But my daughter, Kate, is settling in splendidly in her first term at Cambrige, studying for a tripos in social and political science. Last week she rang rather nervously as she was occupying one of the science blocks as part of a nationwide 'stop the war' demo and, fearing she was just about to get arrested, wanted some instant legal advice. In the event the university proctors turned a blind eye and everything cooled down, but it was her first experience of non-violent direct action and she loved it (even if the hairy anarchists did nothing more threatening than sharing a packet of HobNobs while they squatted on the lab floor!)

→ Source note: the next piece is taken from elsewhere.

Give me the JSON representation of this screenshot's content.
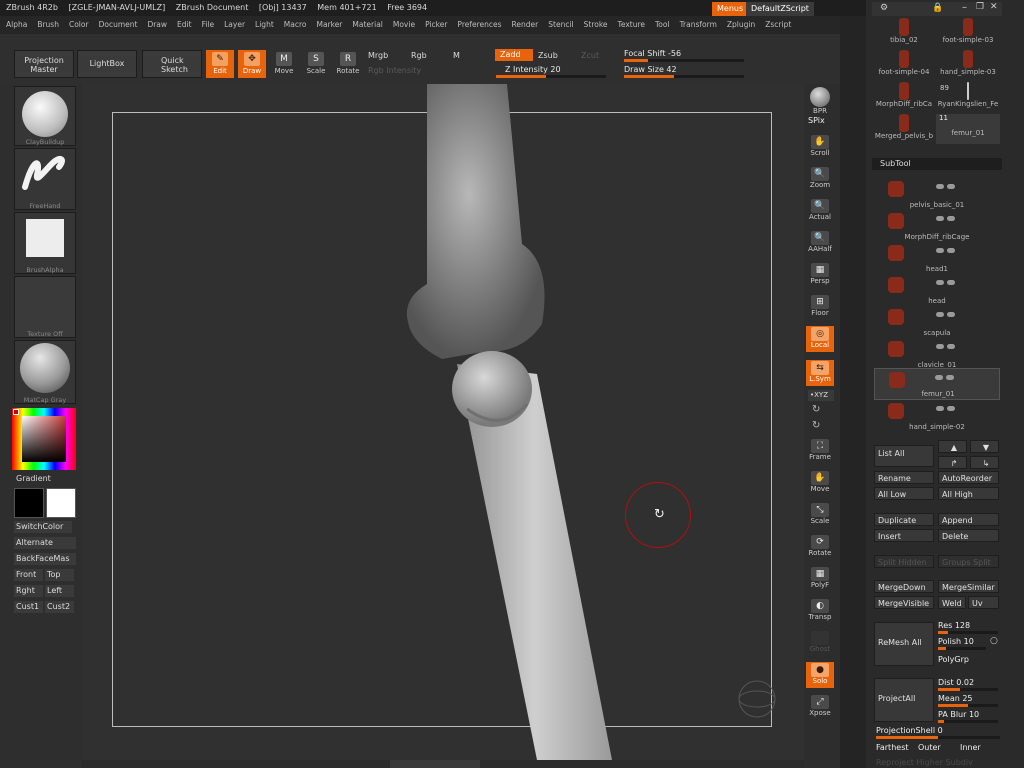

She's getting active in the Cambridge Union, but is disappointed because no-one's willing to 'come out' as a Tory and expose themselves to her sardonic and devastating dialectic.
I'm chuffed to bits, particularly as she's the first kid from her comrehensive ever to make it to Oxbridge (complete with the predictably embarrassing piece in the local rag about her success), and it's all been through her own hard work.
As a hugely proud father I realise that my input is largely over - save for baking Red Cross parcels, building endless shelves for her cell-like room and solving computer problems long-distance.
Dominic, who's 23, is more of a mystery and a worry - he's living down in Tower Hamlets and working in the IT department of a large inner-city college, still skating on the thin ice of modern life (he got shot in the face with an airgun a few months back and couldn't bring himself to tell his mother or meself for weeks afterwards) and making intermittent contact.
He's now effectively cut all domestic ties, and I haven't seen him since last Christmas, but would very much like to see him before this one. And maybe one day I'll get him back to Towersey...
So, between the two, I've got the gammut of parental emotions - pride, worry and, of course, unconditional love for both of 'em.